New Zealand Tiger Beetle vs Horned Baboon Spider-hunting Wasp
Side-by-side species comparison
| Attribute | New Zealand Tiger Beetle | Horned Baboon Spider-hunting Wasp |
|---|---|---|
| Scientific Name | Neocicindela tuberculata | Sphex tomentosus |
| Order | Coleoptera | Hymenoptera |
| Family | Cicindelidae | Sphecidae |
| Size | 10-14 mm | 25-35 mm |
| Habitat | Deserts & Drylands | Deserts & Drylands |
| Diet | Predators | Predators |
| Regions | Oceania (New Zealand) | East Africa (Kenya, Tanzania, Ethiopia, Uganda) |
| Conservation | Least Concern | Least Concern |
New Zealand Tiger Beetle
An endemic tiger beetle found on sandy and clay soils throughout New Zealand. It is an active visual predator that runs down prey on bare ground. The larvae are ambush predators that live in vertical burrows in the soil.
Did You Know?
New Zealand tiger beetles run so fast relative to their size that they temporarily go blind during pursuit, having to stop and re-locate their prey before sprinting again.

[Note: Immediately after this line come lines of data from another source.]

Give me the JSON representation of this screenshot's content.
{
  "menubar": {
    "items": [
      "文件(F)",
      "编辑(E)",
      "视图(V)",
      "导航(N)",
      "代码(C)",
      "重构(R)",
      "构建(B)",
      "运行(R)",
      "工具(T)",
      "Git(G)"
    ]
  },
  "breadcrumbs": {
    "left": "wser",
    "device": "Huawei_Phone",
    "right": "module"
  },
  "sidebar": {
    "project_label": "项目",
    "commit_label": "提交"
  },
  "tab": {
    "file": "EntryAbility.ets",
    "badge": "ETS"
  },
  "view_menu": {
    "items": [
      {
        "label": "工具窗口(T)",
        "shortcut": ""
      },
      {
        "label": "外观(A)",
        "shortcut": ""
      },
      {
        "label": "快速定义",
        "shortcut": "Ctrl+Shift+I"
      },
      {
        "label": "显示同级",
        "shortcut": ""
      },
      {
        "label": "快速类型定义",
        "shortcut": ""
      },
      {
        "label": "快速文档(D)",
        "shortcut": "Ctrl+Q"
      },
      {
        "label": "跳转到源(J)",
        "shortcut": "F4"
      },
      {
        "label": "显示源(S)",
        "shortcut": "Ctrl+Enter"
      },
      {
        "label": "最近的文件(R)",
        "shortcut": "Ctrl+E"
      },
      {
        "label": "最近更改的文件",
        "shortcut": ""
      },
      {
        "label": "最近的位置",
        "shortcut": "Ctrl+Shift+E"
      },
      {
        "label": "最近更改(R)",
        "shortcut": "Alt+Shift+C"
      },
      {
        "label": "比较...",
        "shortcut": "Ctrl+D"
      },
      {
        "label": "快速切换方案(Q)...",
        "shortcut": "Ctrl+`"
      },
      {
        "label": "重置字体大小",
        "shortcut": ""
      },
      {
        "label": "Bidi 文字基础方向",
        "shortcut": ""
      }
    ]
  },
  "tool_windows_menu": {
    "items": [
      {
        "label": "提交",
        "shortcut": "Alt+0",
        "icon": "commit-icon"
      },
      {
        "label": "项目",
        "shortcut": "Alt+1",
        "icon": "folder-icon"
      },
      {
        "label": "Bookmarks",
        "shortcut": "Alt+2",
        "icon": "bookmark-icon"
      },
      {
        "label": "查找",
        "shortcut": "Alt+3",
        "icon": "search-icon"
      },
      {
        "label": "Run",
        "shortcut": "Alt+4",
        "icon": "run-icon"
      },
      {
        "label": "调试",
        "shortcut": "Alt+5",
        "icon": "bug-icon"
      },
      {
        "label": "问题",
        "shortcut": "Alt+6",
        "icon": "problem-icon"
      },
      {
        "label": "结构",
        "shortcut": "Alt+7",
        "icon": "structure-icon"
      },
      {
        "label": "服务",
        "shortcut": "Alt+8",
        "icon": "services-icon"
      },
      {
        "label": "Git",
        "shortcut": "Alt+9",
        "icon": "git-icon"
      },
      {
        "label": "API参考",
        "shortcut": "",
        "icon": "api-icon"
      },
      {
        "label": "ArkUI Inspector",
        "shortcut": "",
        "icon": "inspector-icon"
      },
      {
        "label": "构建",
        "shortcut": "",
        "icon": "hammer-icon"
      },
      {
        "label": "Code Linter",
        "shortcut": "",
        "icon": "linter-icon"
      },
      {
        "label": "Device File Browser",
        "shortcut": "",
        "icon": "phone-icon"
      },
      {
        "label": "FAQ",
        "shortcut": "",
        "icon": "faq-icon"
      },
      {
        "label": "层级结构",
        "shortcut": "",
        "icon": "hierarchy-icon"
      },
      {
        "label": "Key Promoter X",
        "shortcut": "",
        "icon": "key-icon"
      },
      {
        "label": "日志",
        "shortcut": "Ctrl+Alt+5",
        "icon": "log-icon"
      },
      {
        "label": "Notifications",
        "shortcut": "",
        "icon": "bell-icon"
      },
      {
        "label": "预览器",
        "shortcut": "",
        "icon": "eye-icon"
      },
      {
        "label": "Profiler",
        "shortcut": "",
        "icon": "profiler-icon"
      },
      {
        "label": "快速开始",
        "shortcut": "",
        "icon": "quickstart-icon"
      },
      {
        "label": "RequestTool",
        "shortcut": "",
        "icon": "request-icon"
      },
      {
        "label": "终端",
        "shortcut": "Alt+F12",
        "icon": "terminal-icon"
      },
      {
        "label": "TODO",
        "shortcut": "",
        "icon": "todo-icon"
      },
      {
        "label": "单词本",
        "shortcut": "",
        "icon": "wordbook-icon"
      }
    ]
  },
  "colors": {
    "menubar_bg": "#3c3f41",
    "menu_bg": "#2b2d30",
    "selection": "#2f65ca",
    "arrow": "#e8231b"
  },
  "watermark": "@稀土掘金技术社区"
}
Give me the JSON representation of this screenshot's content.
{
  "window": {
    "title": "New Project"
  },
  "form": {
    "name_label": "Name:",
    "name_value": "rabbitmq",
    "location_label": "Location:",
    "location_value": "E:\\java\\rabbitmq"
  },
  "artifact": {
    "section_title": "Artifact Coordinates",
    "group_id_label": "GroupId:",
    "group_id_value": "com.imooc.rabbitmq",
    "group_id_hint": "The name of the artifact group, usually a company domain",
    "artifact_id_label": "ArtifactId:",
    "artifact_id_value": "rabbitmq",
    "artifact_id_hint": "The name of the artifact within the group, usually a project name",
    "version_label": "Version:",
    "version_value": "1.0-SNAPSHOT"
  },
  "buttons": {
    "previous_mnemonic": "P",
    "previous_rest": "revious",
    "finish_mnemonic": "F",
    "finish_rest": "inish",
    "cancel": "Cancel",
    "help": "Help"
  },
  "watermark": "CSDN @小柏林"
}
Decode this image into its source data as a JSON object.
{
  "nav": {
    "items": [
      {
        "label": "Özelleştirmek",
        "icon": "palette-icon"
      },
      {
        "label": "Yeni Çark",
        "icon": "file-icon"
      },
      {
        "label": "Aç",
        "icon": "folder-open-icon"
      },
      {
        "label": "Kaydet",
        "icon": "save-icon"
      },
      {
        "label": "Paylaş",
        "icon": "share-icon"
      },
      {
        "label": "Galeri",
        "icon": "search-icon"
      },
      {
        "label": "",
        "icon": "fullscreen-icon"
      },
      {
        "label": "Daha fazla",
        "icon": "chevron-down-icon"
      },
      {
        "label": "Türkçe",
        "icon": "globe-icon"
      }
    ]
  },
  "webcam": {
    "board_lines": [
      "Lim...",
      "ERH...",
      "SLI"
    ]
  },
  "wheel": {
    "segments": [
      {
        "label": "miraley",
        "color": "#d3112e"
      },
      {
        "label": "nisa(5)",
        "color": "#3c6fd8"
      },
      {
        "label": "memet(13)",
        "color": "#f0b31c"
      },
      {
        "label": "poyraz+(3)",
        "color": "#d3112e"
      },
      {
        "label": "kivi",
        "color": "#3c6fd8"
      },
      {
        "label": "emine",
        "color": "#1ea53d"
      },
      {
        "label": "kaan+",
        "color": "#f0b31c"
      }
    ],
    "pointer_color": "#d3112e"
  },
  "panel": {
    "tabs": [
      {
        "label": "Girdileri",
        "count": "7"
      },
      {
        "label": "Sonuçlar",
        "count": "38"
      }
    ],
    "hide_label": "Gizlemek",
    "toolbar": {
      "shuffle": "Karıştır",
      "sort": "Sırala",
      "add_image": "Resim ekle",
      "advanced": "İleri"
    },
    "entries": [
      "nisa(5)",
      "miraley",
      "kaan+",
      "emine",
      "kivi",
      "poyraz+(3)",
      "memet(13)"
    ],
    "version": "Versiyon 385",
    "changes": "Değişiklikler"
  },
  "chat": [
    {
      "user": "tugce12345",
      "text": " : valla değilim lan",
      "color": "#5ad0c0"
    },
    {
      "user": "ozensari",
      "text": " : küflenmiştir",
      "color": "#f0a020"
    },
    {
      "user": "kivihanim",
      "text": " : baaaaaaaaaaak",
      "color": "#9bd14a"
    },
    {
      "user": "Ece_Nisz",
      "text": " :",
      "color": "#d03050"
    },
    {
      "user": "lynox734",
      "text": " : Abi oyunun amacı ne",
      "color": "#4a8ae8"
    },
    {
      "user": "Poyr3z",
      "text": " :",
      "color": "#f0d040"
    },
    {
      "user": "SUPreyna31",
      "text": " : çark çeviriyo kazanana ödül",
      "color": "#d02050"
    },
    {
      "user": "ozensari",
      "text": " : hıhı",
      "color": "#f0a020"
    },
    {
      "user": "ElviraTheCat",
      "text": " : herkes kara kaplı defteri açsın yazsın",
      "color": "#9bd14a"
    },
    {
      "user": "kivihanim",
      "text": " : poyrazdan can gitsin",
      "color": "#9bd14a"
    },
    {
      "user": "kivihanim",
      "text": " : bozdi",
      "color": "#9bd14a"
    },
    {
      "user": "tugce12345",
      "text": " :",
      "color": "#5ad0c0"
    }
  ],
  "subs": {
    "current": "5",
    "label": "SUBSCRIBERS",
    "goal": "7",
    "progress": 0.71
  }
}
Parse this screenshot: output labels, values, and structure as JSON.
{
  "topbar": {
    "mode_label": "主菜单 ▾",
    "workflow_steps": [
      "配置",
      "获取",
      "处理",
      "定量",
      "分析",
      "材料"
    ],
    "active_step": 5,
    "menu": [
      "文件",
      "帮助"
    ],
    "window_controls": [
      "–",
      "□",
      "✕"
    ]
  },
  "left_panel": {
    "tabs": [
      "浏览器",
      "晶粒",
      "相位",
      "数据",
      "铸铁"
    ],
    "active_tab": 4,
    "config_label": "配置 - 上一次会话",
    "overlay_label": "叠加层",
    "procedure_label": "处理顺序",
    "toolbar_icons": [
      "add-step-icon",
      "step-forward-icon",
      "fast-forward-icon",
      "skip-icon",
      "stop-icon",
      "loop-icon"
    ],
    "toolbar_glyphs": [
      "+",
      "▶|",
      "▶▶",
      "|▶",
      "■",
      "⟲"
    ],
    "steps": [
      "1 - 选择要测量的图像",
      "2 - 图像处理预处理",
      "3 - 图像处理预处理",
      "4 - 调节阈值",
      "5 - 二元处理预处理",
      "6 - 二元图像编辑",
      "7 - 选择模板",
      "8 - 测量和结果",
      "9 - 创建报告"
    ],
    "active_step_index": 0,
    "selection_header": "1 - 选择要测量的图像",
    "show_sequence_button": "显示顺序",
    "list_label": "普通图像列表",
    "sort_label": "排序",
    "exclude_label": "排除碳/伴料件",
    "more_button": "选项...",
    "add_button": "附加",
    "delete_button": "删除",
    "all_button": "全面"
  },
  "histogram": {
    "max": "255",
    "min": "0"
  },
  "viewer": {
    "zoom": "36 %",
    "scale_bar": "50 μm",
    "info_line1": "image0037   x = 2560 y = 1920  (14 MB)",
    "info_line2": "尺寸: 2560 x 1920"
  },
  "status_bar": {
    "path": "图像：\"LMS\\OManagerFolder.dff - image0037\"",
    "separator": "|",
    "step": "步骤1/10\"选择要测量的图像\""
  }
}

Horned Baboon Spider-hunting Wasp
A large, solitary wasp with a black body and metallic blue-green sheen. It hunts grasshoppers and katydids, paralyzing them and provisioning underground nest cells.
Did You Know?
French naturalist Jean-Henri Fabre's observations of this wasp's rigid behavioral routines led to famous debates about insect intelligence.